Sekjen PBB, Ban Ki-moonFoto: picture alliance ZUMA Press

Ban Ki Moon serukan akhiri mandeknya proses perdamaian

Perundingan perdamaian di Timur Tengah terhenti setahun yang lalu, setelah Perdana Menteri Israel Benyamin Netanyahu tidak memperpanjang moratorium pembangunan permukiman Yahudi di wilayah pendudukan. Netanyahu yang juga menghadiri Majelis Umum di New York mengusulkan kepada Abbas untuk melakukan pembicaraan di sela-sela persidangan. Abbas menyatakan persetujuannya, namun  kepada stasiun televisi AS, Fox News ia mengatakan bahwa pembicaraan tidak berguna kalau tidak mempunyai dasar pembicaraan. Sementara pemerintah Israel berpendapat, pengakuan kedaulatan Palestina hanya dapat dicapai melalui hasil akhir dari perundingan perdamaian. Pendapat ini juga didukung oleh AS dan pemerintah Jerman.

Pada pembukaan Majelis Umum PBB itu, Sekjen PBB Ban Ki Moon juga menyerukan agar melakukan upaya internasional mengakhiri buntunya proses perdamaian di Timur Tengah: "Kita harus mengakhiri kemandekan di Timur Tengah. Kita sejak lama sepakat, Palestina sepatutnya berdaulat. Israel perlu jaminan keamanan, keduanya ingin perdamaian. Kami berjanji selalu menawarkan bantuan untuk mencapai perdamaian melalui kesepakatan yang dicapai lewat perundingan."

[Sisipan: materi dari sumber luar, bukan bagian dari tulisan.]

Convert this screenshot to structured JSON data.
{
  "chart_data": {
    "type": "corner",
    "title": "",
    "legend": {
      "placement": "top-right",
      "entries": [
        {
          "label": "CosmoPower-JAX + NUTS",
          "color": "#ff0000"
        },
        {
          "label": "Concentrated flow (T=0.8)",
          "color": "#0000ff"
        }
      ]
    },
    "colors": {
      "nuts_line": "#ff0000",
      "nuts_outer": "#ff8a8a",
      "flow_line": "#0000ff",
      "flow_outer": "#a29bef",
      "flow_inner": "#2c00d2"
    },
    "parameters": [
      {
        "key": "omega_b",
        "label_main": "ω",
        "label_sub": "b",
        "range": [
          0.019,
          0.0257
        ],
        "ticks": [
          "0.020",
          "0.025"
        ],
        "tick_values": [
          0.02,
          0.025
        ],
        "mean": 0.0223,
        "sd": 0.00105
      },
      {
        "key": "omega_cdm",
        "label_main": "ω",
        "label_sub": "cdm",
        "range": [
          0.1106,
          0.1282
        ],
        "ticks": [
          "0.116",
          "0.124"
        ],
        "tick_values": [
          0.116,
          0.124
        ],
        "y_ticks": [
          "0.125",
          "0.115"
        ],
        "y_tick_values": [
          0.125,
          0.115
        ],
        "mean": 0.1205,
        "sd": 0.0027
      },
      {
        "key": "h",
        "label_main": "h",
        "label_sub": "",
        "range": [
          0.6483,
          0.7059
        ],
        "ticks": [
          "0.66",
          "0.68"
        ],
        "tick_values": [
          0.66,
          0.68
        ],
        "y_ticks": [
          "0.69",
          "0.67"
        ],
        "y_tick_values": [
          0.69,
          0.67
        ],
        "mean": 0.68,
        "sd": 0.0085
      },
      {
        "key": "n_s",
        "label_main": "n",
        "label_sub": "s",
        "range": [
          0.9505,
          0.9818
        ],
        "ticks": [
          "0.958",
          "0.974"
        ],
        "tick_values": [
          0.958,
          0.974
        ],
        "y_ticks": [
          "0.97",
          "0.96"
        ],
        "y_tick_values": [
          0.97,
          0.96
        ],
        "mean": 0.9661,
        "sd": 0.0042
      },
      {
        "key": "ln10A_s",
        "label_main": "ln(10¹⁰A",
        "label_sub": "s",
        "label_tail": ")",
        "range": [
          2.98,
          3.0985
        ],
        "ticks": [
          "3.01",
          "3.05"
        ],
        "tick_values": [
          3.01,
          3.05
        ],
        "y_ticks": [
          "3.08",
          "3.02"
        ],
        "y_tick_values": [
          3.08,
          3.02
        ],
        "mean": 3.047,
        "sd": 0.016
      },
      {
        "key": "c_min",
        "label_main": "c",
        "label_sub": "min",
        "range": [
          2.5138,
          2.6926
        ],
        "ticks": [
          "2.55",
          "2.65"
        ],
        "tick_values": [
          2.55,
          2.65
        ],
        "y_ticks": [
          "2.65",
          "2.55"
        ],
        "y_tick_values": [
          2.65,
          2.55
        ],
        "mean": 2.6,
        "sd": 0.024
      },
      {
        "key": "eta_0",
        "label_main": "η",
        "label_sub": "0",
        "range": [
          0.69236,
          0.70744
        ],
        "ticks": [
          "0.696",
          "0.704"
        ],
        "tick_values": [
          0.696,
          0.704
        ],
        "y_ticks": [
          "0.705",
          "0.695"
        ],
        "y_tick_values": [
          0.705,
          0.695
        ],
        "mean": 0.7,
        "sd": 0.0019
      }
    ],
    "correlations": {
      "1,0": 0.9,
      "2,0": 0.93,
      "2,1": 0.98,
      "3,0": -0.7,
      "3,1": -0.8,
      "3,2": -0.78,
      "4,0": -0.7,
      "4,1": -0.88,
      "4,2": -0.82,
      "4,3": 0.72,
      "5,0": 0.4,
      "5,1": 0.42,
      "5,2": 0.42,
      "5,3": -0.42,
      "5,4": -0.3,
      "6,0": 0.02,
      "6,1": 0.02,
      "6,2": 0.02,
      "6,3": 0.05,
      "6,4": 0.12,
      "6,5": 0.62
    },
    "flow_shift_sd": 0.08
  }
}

Tidak ada kesepakatan dalam UE terkait pengakuan Palestina

Uni Eropa juga mendesak Palestina untuk melakukan perundingan. Seorang jurubicara kepala urusan luar negeri UE, Catherine Ashton mengatakan di Brussel hari Rabu (21/9), bahwa UE berpendapat, jalan satu-satunya bagi penyelesaian final di Timur Tengah adalah perundingan."  Dalam masalah pengakuan kedaulatan Palestina, UE terpecah. Terutama Jerman menentang rencana itu, sedangkan negara UE lainnya hendak menyetujuinya.

Perdebatan terbesar pada Majelis Umum sejak 66 tahun berdirinya PBB itu akan berlangsung satu minggu. 200 pembicara yang akan tampil dan 193 negara mengikuti sidang dengan agenda utama permohonan Palestina untuk diakui sebagai negara berdaulat.

Presiden Palestina Mahmoud Abbas di depan Majelis Umum PBB, New YorkFoto: dapd

Demonstrasi Massal di Tepi Barat

Sementara itu demonstrasi besar-besaran digelar warga Palestina untuk menuntut pengakuan kedaulatannya. Ribuan orang turun ke jalan hari Rabu (21/9) di Tepi Barat di kota Ramallah, Betlehem, Nablus dan Hebron. Pemerintahan otonomi Palestina meliburkan pelajar dan pegawai-pegawai untuk dapat mengikuti aksi protes massal itu.

Sedangkan di Jalur Gaza yang dikuasai kelompok Hamas, tidak ada aksi protes. Hamas menentang rencana permohonan kedaulatan Palestina di PBB. Menurut sebuah jajak pendapat, lebih dari 80 persen warga Palestina menginginkan kedaulatan negaranya diakui PBB.